Decision tree — pick the right format

You have a PDF

→ Convert to Markdown via our PDF to Markdown converter. Always. The conversion is free, takes 30 seconds, and pays back on every subsequent LLM call.

You have a Word document or PowerPoint

→ Convert to Markdown via the equivalent tool. The same logic applies — every Office format carries layout metadata that wastes tokens.

You have raw text (chat log, transcript, email body)

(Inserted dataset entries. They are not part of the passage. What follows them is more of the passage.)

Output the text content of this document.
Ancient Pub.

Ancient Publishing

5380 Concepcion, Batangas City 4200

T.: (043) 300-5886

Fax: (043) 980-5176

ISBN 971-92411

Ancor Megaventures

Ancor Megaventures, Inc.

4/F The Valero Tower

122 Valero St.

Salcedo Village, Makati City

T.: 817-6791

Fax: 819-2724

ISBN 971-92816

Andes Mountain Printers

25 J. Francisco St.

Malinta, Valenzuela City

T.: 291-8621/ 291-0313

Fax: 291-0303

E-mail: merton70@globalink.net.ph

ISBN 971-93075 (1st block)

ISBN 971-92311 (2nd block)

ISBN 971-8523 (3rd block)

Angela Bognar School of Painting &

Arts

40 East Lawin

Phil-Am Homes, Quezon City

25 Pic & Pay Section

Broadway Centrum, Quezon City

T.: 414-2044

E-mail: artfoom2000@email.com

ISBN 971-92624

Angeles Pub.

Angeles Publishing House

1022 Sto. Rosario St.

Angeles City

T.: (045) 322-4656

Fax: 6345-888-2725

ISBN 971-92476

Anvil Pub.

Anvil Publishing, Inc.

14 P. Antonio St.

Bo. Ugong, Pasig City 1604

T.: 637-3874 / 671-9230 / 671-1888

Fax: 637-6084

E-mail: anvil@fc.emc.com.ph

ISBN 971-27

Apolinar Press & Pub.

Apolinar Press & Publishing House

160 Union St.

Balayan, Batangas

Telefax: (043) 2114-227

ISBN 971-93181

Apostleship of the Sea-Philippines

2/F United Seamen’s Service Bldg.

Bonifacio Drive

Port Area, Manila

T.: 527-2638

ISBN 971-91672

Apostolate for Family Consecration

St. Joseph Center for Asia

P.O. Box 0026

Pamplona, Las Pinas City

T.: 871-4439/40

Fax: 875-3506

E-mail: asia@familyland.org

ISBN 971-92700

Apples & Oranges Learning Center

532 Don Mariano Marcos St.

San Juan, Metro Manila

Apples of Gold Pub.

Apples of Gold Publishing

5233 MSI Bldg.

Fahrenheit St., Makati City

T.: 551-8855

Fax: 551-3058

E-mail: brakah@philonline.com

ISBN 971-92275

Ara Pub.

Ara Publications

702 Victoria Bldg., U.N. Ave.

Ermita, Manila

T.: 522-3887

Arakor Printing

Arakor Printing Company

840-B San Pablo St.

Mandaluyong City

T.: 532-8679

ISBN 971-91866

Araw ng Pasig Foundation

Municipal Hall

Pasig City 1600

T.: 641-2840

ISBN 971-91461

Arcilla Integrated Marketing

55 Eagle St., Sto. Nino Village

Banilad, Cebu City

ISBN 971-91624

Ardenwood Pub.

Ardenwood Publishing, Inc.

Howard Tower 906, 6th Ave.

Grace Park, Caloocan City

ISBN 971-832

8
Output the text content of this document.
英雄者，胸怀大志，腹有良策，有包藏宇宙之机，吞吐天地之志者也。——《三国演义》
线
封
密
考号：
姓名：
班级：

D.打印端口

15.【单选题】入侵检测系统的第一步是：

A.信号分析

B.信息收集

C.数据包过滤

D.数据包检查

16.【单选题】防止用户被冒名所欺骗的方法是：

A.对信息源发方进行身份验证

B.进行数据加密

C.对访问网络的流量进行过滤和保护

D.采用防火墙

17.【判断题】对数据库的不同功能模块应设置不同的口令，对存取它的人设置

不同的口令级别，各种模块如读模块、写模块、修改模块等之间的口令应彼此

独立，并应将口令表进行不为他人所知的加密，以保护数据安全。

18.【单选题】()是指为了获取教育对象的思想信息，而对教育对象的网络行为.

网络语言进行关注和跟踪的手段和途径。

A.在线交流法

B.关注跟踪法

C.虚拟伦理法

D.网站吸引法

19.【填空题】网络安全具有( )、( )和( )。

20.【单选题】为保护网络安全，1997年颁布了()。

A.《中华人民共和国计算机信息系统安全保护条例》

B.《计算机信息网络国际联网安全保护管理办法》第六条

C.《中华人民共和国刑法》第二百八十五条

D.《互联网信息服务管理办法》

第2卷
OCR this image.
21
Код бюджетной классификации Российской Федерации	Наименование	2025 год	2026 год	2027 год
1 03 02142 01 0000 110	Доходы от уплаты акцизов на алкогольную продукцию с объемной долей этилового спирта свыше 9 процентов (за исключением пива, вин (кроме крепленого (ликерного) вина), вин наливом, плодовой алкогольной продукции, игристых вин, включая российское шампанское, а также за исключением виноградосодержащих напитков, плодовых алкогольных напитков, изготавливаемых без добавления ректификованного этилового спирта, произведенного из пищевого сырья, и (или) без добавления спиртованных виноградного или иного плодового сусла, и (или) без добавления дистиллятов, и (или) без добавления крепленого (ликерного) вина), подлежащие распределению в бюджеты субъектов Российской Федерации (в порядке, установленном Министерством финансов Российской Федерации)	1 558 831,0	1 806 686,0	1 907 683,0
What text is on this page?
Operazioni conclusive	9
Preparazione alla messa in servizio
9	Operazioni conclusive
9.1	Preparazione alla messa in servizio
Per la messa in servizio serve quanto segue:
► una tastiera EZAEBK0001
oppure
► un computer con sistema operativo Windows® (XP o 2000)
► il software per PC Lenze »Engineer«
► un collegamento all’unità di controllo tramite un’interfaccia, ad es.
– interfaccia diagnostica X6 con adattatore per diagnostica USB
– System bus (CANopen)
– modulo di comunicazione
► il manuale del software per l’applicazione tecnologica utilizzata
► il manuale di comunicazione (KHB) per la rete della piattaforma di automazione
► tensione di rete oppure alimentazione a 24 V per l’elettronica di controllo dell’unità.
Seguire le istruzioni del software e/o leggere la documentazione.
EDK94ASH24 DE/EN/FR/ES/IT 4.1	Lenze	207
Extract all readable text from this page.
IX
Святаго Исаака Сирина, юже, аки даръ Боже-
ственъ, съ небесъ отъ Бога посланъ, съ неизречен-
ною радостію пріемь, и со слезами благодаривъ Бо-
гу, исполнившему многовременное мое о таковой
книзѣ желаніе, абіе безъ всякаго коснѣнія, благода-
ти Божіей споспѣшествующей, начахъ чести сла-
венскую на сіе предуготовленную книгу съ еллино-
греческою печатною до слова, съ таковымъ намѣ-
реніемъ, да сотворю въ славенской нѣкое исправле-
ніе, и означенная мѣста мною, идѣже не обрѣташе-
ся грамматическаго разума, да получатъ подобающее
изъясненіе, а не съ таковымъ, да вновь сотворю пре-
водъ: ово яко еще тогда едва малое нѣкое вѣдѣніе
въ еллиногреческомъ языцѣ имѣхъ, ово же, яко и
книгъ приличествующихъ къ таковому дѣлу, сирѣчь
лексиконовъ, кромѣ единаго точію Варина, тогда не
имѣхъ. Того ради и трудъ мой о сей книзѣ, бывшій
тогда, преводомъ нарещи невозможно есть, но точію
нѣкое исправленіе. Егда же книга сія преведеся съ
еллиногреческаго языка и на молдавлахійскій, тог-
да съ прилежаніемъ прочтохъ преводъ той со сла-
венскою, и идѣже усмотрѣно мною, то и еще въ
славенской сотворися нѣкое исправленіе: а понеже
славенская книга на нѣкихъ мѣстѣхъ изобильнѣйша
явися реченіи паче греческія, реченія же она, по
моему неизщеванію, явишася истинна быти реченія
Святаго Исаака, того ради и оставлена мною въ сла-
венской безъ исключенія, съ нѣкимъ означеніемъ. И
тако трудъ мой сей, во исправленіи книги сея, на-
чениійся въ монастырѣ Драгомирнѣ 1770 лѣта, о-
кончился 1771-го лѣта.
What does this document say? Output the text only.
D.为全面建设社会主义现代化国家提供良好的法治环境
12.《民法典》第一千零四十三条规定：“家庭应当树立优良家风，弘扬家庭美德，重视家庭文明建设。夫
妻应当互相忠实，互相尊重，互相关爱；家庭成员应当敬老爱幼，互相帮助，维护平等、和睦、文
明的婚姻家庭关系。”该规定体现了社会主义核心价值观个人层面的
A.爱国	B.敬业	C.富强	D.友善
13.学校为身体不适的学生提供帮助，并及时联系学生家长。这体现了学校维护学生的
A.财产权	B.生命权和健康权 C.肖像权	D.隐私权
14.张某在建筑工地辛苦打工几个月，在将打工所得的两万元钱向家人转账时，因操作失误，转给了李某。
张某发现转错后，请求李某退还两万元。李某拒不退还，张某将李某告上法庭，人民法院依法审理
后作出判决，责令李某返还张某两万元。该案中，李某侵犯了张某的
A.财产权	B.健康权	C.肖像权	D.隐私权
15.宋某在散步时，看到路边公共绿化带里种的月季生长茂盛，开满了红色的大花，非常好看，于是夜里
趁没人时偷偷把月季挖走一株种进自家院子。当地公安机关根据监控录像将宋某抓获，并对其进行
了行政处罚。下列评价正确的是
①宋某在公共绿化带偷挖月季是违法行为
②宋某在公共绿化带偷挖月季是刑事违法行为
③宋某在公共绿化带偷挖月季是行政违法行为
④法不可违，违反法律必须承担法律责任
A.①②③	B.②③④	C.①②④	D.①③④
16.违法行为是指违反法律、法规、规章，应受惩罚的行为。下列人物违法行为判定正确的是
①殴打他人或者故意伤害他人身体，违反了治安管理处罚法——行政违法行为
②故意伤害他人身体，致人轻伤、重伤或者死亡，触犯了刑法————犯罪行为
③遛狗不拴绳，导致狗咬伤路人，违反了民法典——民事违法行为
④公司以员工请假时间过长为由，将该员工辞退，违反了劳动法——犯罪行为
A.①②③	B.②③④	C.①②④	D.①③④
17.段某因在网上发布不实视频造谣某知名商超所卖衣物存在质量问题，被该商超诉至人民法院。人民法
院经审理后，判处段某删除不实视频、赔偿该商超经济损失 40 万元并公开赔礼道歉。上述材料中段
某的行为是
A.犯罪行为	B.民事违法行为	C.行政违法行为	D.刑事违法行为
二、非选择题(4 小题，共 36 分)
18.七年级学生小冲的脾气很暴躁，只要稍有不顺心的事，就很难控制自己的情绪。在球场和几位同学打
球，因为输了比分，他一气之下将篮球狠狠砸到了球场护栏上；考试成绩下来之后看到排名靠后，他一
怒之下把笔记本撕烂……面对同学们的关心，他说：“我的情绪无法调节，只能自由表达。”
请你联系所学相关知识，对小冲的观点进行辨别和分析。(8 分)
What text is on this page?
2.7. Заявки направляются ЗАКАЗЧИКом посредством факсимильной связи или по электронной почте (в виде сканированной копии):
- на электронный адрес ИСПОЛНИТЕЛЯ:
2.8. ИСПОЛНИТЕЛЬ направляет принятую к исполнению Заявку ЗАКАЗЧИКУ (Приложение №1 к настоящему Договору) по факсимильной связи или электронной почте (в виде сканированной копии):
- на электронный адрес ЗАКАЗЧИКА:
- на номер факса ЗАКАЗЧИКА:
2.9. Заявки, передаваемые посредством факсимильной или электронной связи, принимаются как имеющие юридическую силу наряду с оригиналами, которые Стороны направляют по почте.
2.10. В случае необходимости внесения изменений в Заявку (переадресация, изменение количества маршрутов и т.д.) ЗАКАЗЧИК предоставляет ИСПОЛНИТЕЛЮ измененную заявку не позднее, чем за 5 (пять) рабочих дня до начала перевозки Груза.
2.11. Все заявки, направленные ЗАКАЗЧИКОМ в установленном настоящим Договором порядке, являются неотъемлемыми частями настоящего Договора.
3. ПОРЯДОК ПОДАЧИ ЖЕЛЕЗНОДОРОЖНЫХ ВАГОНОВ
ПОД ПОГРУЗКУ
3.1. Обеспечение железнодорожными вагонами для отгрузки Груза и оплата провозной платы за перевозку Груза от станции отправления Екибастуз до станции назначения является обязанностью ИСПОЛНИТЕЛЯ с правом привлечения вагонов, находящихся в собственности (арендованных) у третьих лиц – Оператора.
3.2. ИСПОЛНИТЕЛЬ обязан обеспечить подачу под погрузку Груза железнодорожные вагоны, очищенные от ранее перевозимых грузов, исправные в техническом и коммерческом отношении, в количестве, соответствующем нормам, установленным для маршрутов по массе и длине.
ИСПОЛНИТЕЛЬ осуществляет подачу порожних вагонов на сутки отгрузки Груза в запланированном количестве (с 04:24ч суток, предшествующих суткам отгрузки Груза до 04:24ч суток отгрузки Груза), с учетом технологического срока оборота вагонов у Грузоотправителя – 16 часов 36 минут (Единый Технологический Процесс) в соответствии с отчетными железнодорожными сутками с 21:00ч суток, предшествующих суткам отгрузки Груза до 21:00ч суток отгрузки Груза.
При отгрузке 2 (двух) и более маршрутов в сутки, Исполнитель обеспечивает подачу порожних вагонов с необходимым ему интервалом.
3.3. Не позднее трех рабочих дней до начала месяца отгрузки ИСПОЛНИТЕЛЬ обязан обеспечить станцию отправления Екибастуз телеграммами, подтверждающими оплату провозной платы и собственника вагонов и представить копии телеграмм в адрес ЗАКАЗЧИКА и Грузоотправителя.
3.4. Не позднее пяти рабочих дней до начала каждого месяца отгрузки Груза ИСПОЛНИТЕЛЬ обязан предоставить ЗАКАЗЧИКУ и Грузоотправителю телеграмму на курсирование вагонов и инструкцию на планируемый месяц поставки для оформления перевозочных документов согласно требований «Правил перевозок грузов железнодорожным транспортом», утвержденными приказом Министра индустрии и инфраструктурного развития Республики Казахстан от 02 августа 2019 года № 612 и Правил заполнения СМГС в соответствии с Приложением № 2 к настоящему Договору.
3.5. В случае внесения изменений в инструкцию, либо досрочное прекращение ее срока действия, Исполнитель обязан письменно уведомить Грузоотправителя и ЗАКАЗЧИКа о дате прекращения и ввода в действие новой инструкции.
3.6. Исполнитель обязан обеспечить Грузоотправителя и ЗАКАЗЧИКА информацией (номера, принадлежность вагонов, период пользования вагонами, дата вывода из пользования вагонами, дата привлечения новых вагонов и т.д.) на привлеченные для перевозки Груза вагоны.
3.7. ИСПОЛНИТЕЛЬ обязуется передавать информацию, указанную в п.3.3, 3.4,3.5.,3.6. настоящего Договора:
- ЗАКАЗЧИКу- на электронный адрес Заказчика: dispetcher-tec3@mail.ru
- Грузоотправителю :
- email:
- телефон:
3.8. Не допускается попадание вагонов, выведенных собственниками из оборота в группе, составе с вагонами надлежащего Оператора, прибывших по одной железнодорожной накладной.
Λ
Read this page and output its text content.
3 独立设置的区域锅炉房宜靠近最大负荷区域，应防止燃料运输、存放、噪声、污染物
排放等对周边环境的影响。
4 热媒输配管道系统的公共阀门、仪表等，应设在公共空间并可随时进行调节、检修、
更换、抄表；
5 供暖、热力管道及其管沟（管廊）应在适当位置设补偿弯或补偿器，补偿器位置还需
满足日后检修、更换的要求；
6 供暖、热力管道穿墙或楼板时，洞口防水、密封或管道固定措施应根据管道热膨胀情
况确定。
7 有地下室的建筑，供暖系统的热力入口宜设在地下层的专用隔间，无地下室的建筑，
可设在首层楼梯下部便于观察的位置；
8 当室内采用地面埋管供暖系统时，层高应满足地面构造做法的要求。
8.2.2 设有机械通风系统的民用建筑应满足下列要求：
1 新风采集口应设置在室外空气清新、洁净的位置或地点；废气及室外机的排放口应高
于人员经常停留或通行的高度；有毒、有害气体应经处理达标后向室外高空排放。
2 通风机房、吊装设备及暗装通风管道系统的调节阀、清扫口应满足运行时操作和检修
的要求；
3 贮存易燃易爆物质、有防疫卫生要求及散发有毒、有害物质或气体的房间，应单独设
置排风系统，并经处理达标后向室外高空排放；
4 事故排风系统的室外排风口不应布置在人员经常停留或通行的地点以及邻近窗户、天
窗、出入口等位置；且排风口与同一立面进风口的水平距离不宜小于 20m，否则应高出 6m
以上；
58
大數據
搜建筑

→ Plain text is fine for very short content; convert to Markdown via our text-to-Markdown tool for anything over a few paragraphs. The auto-detected structure improves retrieval and adds negligible overhead.

You have HTML or a web page

→ Convert to Markdown. HTML carries even more structural noise than PDF — script tags, navigation, ads, sidebars all tokenize wastefully. Use our URL to Markdown tool.

You're feeding a structured database export (CSV, JSON)

→ Markdown for tables (better readability for the LLM), JSON for structured data the model needs to navigate programmatically. Both work; pick based on your downstream task.

The exception — when PDF is acceptable

If your document is one page, has no layout (a single column of prose), no tables, and you'll only ask one question — feeding the PDF directly to ChatGPT works fine and saves you the conversion step. For literally everything else, conversion to Markdown is the right preprocessing step.

The rule of thumb: any document worth asking more than one question about is worth converting once. The conversion takes seconds; the savings compound across every subsequent query.

Frequently asked questions

What about HTML directly to LLMs — is that better than PDF?

Marginally. HTML preserves some structure (headings, lists) but adds significant tokenizer overhead from tags and attributes. For LLM input, Markdown is consistently the best target format from any source.

Are there cases where Markdown is worse than plain text?

Practically none. Even on pure prose with no structure, the Markdown overhead is negligible (<1% of tokens). On structured content, Markdown is strictly better. We've not found a real document type where plain text outperforms Markdown for LLM input.

What about RTF, DOCX, ODT — should I convert all of them?

Yes — every Office and rich-text format carries layout metadata that bloats LLM input. Convert any of them to Markdown for clean, efficient LLM consumption. Same workflow, same benefits.